The project has also delivered an intensive programme of community level legal and human rights education. Taken together, the two project components have made a significant contribution to improved access to justice for members of the target communities.
It is to the credit of ASF and its partner NGOs that they identified and acted on the need for a grassroots approach to building access to justice and the rule of law so early. The lessons learned from this project, which for Timor Leste is groundbreaking, will be valuable for future phases of ASF’s work but also for other actors who are now recognising the crucial importance of such an approach. The materials developed by the
project team and the enhanced capacity of that team, whose members are predominantly from Timor Leste, are valuable resources for future work in this area.

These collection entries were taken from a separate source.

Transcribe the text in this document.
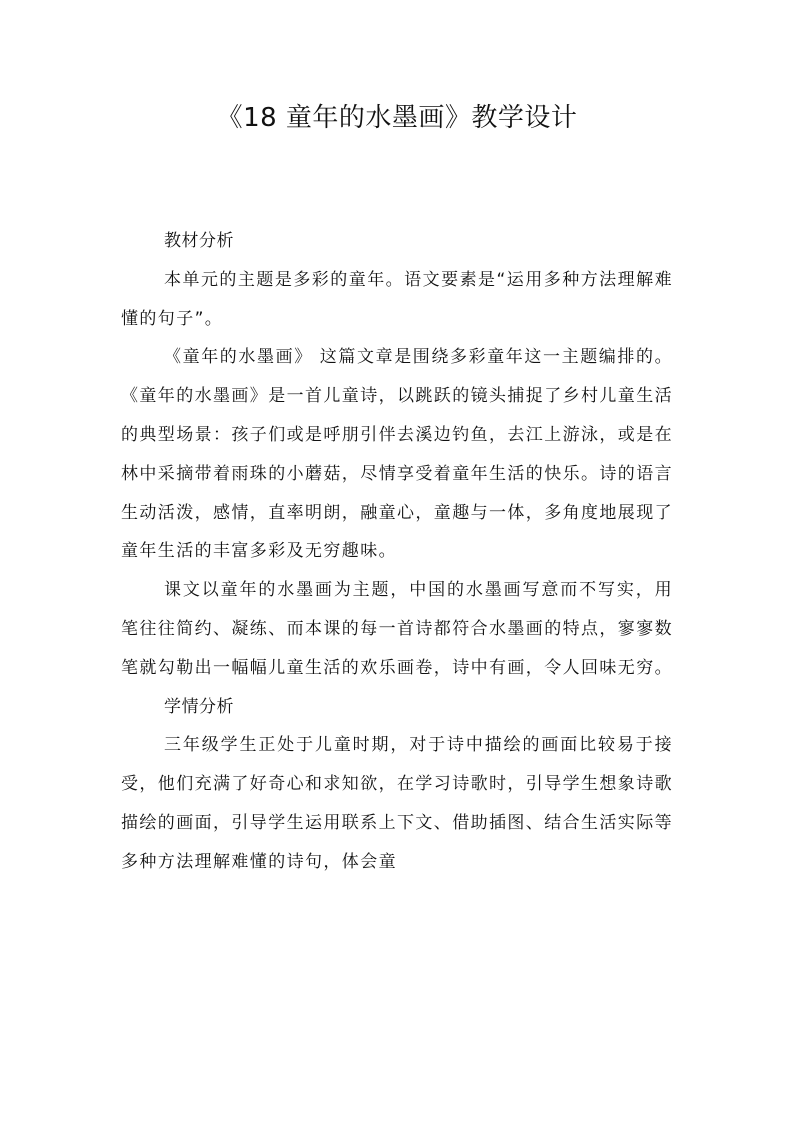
《18 童年的水墨画》教学设计

教材分析

本单元的主题是多彩的童年。语文要素是“运用多种方法理解难懂的句子”。

《童年的水墨画》 这篇文章是围绕多彩童年这一主题编排的。《童年的水墨画》是一首儿童诗，以跳跃的镜头捕捉了乡村儿童生活的典型场景：孩子们或是呼朋引伴去溪边钓鱼，去江上游泳，或是在林中采摘带着雨珠的小蘑菇，尽情享受着童年生活的快乐。诗的语言生动活泼，感情，直率明朗，融童心，童趣与一体，多角度地展现了童年生活的丰富多彩及无穷趣味。

课文以童年的水墨画为主题，中国的水墨画写意而不写实，用笔往往简约、凝练、而本课的每一首诗都符合水墨画的特点，寥寥数笔就勾勒出一幅幅儿童生活的欢乐画卷，诗中有画，令人回味无穷。

学情分析

三年级学生正处于儿童时期，对于诗中描绘的画面比较易于接受，他们充满了好奇心和求知欲，在学习诗歌时，引导学生想象诗歌描绘的画面，引导学生运用联系上下文、借助插图、结合生活实际等多种方法理解难懂的诗句，体会童
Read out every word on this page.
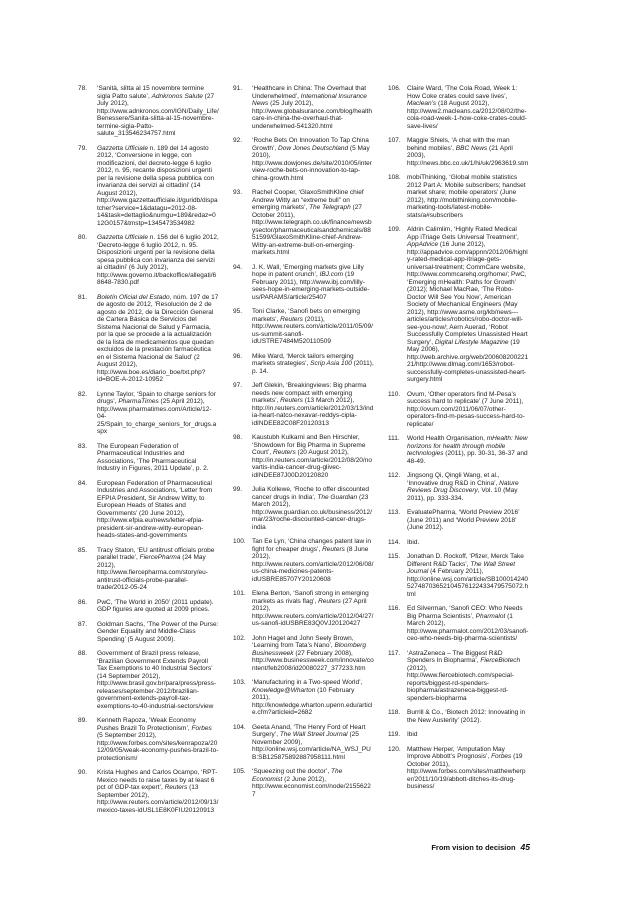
78. ‘Sanità, slitta al 15 novembre termine sigla Patto salute’, Adnkronos Salute (27 July 2012), http://www.adnkronos.com/IGN/Daily_Life/Benessere/Sanita-slitta-al-15-novembre-termine-sigla-Patto-salute_313546234757.html
79. Gazzetta Ufficiale n. 189 del 14 agosto 2012, ‘Conversione in legge, con modificazioni, del decreto-legge 6 luglio 2012, n. 95, recante disposizioni urgenti per la revisione della spesa pubblica con invarianza dei servizi ai cittadini’ (14 August 2012), http://www.gazzettaufficiale.it/guridb/dispatcher?service=1&datagu=2012-08-14&task=dettaglio&numgu=189&redaz=012G0157&tmstp=1345473534982
80. Gazzetta Ufficiale n. 156 del 6 luglio 2012, ‘Decreto-legge 6 luglio 2012, n. 95. Disposizioni urgenti per la revisione della spesa pubblica con invarianza dei servizi ai cittadini’ (6 July 2012), http://www.governo.it/backoffice/allegati/68648-7830.pdf
81. Boletín Oficial del Estado, núm. 197 de 17 de agosto de 2012, ‘Resolución de 2 de agosto de 2012, de la Dirección General de Cartera Básica de Servicios del Sistema Nacional de Salud y Farmacia, por la que se procede a la actualización de la lista de medicamentos que quedan excluidos de la prestación farmacéutica en el Sistema Nacional de Salud’ (2 August 2012), http://www.boe.es/diario_boe/txt.php?id=BOE-A-2012-10952
82. Lynne Taylor, ‘Spain to charge seniors for drugs’, PharmaTimes (25 April 2012), http://www.pharmatimes.com/Article/12-04-25/Spain_to_charge_seniors_for_drugs.aspx
83. The European Federation of Pharmaceutical Industries and Associations, ‘The Pharmaceutical Industry in Figures, 2011 Update’, p. 2.
84. European Federation of Pharmaceutical Industries and Associations, ‘Letter from EFPIA President, Sir Andrew Witty, to European Heads of States and Governments’ (20 June 2012), http://www.efpia.eu/news/letter-efpia-president-sir-andrew-witty-european-heads-states-and-governments
85. Tracy Staton, ‘EU antitrust officials probe parallel trade’, FiercePharma (24 May 2012), http://www.fiercepharma.com/story/eu-antitrust-officials-probe-parallel-trade/2012-05-24
86. PwC, ‘The World in 2050’ (2011 update). GDP figures are quoted at 2009 prices.
87. Goldman Sachs, ‘The Power of the Purse: Gender Equality and Middle-Class Spending’ (5 August 2009).
88. Government of Brazil press release, ‘Brazilian Government Extends Payroll Tax Exemptions to 40 Industrial Sectors’ (14 September 2012), http://www.brasil.gov.br/para/press/press-releases/september-2012/brazilian-government-extends-payroll-tax-exemptions-to-40-industrial-sectors/view
89. Kenneth Rapoza, ‘Weak Economy Pushes Brazil To Protectionism’, Forbes (5 September 2012), http://www.forbes.com/sites/kenrapoza/2012/09/05/weak-economy-pushes-brazil-to-protectionism/
90. Krista Hughes and Carlos Ocampo, ‘RPT-Mexico needs to raise taxes by at least 6 pct of GDP-tax expert’, Reuters (13 September 2012), http://www.reuters.com/article/2012/09/13/mexico-taxes-idUSL1E8K0FIU20120913
91. ‘Healthcare in China: The Overhaul that Underwhelmed’, International Insurance News (25 July 2012), http://www.globalsurance.com/blog/healthcare-in-china-the-overhaul-that-underwhelmed-541320.html
92. ‘Roche Bets On Innovation To Tap China Growth’, Dow Jones Deutschland (5 May 2010), http://www.dowjones.de/site/2010/05/interview-roche-bets-on-innovation-to-tap-china-growth.html
93. Rachel Cooper, ‘GlaxoSmithKline chief Andrew Witty an “extreme bull” on emerging markets’, The Telegraph (27 October 2011), http://www.telegraph.co.uk/finance/newsbysector/pharmaceuticalsandchemicals/8851599/GlaxoSmithKline-chief-Andrew-Witty-an-extreme-bull-on-emerging-markets.html
94. J. K. Wall, ‘Emerging markets give Lilly hope in patent crunch’, IBJ.com (19 February 2011), http://www.ibj.com/lilly-sees-hope-in-emerging-markets-outside-us/PARAMS/article/25407
95. Toni Clarke, ‘Sanofi bets on emerging markets’, Reuters (2011), http://www.reuters.com/article/2011/05/09/us-summit-sanofi-idUSTRE7484M520110509
96. Mike Ward, ‘Merck tailors emerging markets strategies’, Scrip Asia 100 (2011), p. 14.
97. Jeff Glekin, ‘Breakingviews: Big pharma needs new compact with emerging markets’, Reuters (13 March 2012), http://in.reuters.com/article/2012/03/13/india-heart-natco-nexavar-reddys-cipla-idINDEE82C08F20120313
98. Kaustubh Kulkarni and Ben Hirschler, ‘Showdown for Big Pharma in Supreme Court’, Reuters (20 August 2012), http://in.reuters.com/article/2012/08/20/novartis-india-cancer-drug-glivec-idINDEE87J00D20120820
99. Julia Kollewe, ‘Roche to offer discounted cancer drugs in India’, The Guardian (23 March 2012), http://www.guardian.co.uk/business/2012/mar/23/roche-discounted-cancer-drugs-india
100. Tan Ee Lyn, ‘China changes patent law in fight for cheaper drugs’, Reuters (8 June 2012), http://www.reuters.com/article/2012/06/08/us-china-medicines-patents-idUSBRE85707Y20120608
101. Elena Berton, ‘Sanofi strong in emerging markets as rivals flag’, Reuters (27 April 2012), http://www.reuters.com/article/2012/04/27/us-sanofi-idUSBRE83Q0VJ20120427
102. John Hagel and John Seely Brown, ‘Learning from Tata’s Nano’, Bloomberg Businessweek (27 February 2008), http://www.businessweek.com/innovate/content/feb2008/id20080227_377233.htm
103. ‘Manufacturing in a Two-speed World’, Knowledge@Wharton (10 February 2011), http://knowledge.wharton.upenn.edu/article.cfm?articleid=2682
104. Geeta Anand, ‘The Henry Ford of Heart Surgery’, The Wall Street Journal (25 November 2009), http://online.wsj.com/article/NA_WSJ_PUB:SB125875892887958111.html
105. ‘Squeezing out the doctor’, The Economist (2 June 2012), http://www.economist.com/node/21556227
106. Claire Ward, ‘The Cola Road, Week 1: How Coke crates could save lives’, Maclean’s (18 August 2012), http://www2.macleans.ca/2012/08/02/the-cola-road-week-1-how-coke-crates-could-save-lives/
107. Maggie Shiels, ‘A chat with the man behind mobiles’, BBC News (21 April 2003), http://news.bbc.co.uk/1/hi/uk/2963619.stm
108. mobiThinking, ‘Global mobile statistics 2012 Part A: Mobile subscribers; handset market share; mobile operators’ (June 2012), http://mobithinking.com/mobile-marketing-tools/latest-mobile-stats/a#subscribers
109. Aldrin Calimlim, ‘Highly Rated Medical App iTriage Gets Universal Treatment’, AppAdvice (16 June 2012), http://appadvice.com/appnn/2012/06/highly-rated-medical-app-itriage-gets-universal-treatment; CommCare website, http://www.commcarehq.org/home/; PwC, ‘Emerging mHealth: Paths for Growth’ (2012); Michael MacRae, ‘The Robo-Doctor Will See You Now’, American Society of Mechanical Engineers (May 2012), http://www.asme.org/kb/news---articles/articles/robotics/robo-doctor-will-see-you-now/; Aern Auerad, ‘Robot Successfully Completes Unassisted Heart Surgery’, Digital Lifestyle Magazine (19 May 2006), http://web.archive.org/web/20060820022121/http://www.dlmag.com/1653/robot-successfully-completes-unassisted-heart-surgery.html
110. Ovum, ‘Other operators find M-Pesa’s success hard to replicate’ (7 June 2011), http://ovum.com/2011/06/07/other-operators-find-m-pesas-success-hard-to-replicate/
111. World Health Organisation, mHealth: New horizons for health through mobile technologies (2011), pp. 30-31, 36-37 and 48-49.
112. Jingsong Qi, Qingli Wang, et al., ‘Innovative drug R&D in China’, Nature Reviews Drug Discovery, Vol. 10 (May 2011), pp. 333-334.
113. EvaluatePharma, ‘World Preview 2016’ (June 2011) and ‘World Preview 2018’ (June 2012).
114. Ibid.
115. Jonathan D. Rockoff, ‘Pfizer, Merck Take Different R&D Tacks’, The Wall Street Journal (4 February 2011), http://online.wsj.com/article/SB10001424052748703652104576122433479575072.html
116. Ed Silverman, ‘Sanofi CEO: Who Needs Big Pharma Scientists’, Pharmalot (1 March 2012), http://www.pharmalot.com/2012/03/sanofi-ceo-who-needs-big-pharma-scientists/
117. ‘AstraZeneca – The Biggest R&D Spenders In Biopharma’, FierceBiotech (2012), http://www.fiercebiotech.com/special-reports/biggest-rd-spenders-biopharma/astrazeneca-biggest-rd-spenders-biopharma
118. Burrill & Co., ‘Biotech 2012: Innovating in the New Austerity’ (2012).
119. Ibid
120. Matthew Herper, ‘Amputation May Improve Abbott’s Prognosis’, Forbes (19 October 2011), http://www.forbes.com/sites/matthewherper/2011/10/19/abbott-ditches-its-drug-business/
From vision to decision 45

Key Recommendations and Lessons Learned
a) The network of Community Legal Liaisons or Hatutan Lei ba Kommunidade (CLLs/HLKs) is providing important paralegal type information, mediation and conflict resolution services to target communities as a result of the project. The targeting of community leaders is appropriate as it builds trust and access to the
communities and is non confrontational. In particular the approach builds on the traditional role played by village and hamlet chiefs and as such is likely to have a sustainable impact on the way in which disputes are resolved in the target communities beyond the life of the project. There is evidence of more effective dispute resolution and an increased understanding of which issues need to be referred to the criminal justice system.
◊ Strengthen the CLL networks with a view to them becoming more autonomous and self sustaining.
◊ Conduct more systematic monitoring of the quality of the mediation and other services delivered by the CLLs, enhancing the CLLs’ access to professional legal advice and legal aid when required.
◊ Examine ways in which the CLLS and project staff can facilitate community members to obtain information about cases that are being processed through the criminal justice system.
◊ Conduct more research into the current and potential roles of the CLLs who are not village or hamlet chiefs, especially women and youth leaders.
b) The strengths of the community education component are that it uses a long term engagement with the target communities, has developed effective materials.